Ольга опять вся нырнула в мрак.
– Всякие у них бывают, – послышался сухой ответ.
– И великие князья? – настаивала Маша.
– Ну… иногда и великие князья… вот пристала!
– Так-таки вот – точно мы, в своей среде, друг к другу в гости ходим? совсем запросто?
– О, слишком запросто! – быстрою злою насмешкою откликнулась Ольга.
– И ты встречалась с ними?
– Имела это… удовольствие.
– Господи, какая счастливица! Но как же ты мне никогда ничего о том не говорила?
– Должно быть, к случаю не пришлось. Да и Полина Кондратьевна – заметь кстати и для себя – вообще не любит, чтобы на стороне болтали о том, что делается у нее в доме… Знаешь, пословица советует сора из избы не выносить…
– Помилуй, Оля, какой же этот сор – визит великого князя? Ты просто деревяшка, ледышка какая-то, если можешь равнодушно говорить о подобной чести… Я прыгала бы от радости!
– Прыгай, пожалуй, если уж ты такая… верноподданная, – с особенной, до грусти, серьезностью отозвалась Ольга, – но, Машенька, еще и еще повторяю: когда Аделька опять будет набивать тебе голову эпопеями о великих князьях и разных там Женях Мюнхеновых да Фринах, дели все, что слышишь, на десять: девять выкинь, одно оставь… да и то еще обочтешься!
Девушки умолкли – каждая в своих мыслях. Карета катила их в родной казенный двор.
– Да, – внезапно сказала Ольга, прощаясь с Машею, – скверные картины… Ненавижу их… Не увлекайся, не соблазняйся ими, Машенька…
– Ольга, – ты с ума сошла!.. – воскликнула изумленная Лусьева. – Неужели ты думаешь, что они могут мне нравиться?

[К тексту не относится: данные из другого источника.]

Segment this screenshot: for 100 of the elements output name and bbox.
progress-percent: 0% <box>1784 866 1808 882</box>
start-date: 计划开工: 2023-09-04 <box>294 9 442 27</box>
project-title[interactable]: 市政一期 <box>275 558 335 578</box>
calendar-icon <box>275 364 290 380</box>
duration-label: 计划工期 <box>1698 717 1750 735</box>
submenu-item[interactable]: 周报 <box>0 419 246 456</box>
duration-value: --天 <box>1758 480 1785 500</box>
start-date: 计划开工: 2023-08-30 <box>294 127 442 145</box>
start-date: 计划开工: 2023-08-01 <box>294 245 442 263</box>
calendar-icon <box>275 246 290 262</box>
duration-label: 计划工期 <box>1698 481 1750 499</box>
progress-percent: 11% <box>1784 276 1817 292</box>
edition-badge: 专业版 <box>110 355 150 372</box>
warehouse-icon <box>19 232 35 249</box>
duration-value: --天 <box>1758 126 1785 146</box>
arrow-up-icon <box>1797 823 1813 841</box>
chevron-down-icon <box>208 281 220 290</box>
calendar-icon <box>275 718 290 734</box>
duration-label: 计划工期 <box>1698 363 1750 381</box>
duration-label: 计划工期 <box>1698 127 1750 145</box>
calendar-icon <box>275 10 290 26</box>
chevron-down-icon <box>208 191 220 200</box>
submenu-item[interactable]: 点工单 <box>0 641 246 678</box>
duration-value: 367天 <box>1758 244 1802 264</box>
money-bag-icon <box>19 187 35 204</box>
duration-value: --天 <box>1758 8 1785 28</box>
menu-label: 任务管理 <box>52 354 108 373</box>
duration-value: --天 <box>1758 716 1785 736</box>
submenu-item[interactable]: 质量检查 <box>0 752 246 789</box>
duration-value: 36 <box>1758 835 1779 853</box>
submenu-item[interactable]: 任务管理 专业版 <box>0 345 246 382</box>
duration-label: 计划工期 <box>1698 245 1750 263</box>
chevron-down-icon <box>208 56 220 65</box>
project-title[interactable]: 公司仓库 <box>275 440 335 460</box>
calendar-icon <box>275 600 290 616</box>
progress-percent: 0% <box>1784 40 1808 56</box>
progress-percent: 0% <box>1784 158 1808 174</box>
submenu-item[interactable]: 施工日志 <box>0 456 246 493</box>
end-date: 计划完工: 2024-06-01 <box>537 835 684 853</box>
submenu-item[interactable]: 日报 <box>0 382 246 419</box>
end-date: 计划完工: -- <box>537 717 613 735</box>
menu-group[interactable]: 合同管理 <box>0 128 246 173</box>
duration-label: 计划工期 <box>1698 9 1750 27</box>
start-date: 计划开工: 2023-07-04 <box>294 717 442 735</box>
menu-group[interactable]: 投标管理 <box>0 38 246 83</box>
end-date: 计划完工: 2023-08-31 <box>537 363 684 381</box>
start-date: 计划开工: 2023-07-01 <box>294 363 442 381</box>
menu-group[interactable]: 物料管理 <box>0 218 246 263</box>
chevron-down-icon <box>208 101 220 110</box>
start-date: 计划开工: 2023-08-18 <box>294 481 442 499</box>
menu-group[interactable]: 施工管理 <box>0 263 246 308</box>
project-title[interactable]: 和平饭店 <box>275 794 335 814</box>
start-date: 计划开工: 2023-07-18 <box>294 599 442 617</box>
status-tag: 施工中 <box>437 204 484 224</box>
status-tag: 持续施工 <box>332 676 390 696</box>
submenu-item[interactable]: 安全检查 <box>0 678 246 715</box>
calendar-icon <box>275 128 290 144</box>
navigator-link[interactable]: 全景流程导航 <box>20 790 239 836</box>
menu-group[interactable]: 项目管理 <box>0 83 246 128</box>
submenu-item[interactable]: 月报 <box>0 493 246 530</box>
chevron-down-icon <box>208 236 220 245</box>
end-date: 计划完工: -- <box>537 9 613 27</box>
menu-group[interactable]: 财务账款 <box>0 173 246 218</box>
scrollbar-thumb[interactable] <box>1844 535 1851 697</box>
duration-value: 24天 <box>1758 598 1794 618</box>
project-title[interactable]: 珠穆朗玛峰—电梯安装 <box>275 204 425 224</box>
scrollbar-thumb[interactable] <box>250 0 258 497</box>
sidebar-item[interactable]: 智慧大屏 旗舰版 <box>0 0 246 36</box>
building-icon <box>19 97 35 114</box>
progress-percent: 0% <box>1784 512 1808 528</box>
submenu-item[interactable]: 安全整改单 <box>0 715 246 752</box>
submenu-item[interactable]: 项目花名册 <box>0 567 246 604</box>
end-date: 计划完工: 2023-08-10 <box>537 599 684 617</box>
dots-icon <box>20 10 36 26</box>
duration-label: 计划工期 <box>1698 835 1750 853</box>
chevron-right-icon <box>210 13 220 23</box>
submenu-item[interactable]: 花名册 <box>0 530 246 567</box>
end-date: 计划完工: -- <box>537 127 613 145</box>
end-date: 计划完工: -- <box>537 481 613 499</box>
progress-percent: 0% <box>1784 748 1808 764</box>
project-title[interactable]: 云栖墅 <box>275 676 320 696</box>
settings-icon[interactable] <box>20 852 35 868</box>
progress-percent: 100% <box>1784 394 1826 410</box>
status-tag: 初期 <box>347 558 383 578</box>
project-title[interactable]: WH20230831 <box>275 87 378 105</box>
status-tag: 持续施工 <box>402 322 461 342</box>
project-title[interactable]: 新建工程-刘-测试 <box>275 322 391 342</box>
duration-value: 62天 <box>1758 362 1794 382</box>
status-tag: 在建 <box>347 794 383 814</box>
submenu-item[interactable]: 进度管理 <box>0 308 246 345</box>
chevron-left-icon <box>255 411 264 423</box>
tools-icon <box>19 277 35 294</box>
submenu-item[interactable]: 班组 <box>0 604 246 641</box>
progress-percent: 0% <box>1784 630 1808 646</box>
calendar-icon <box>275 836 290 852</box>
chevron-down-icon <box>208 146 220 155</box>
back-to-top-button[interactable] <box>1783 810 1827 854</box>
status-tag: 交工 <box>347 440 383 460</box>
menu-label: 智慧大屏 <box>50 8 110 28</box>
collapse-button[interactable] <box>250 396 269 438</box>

Ольга горячо жала ей руку и говорила:
– Я, когда их вижу, всегда об одном думаю. Хорошо, что все эти госпожи рисованые – мертвые, фантазия одна… А если бы живые?.. Ты вообрази только, поставь себя на место женщины, которая была бы так… и все бы на нее смотрели… разбирали вслух ее красоту, ее сложение… Каково бы ей было? а?
– Что ты! разве это возможно? – озадачилась Маша.
– Да ведь писано же с кого-нибудь…
– Ну уж, должно быть, с каких-нибудь совсем бесстыдных… – горячо воскликнула Маша.
– Прощай, – сухо сказала Ольга и скрылась за дверью.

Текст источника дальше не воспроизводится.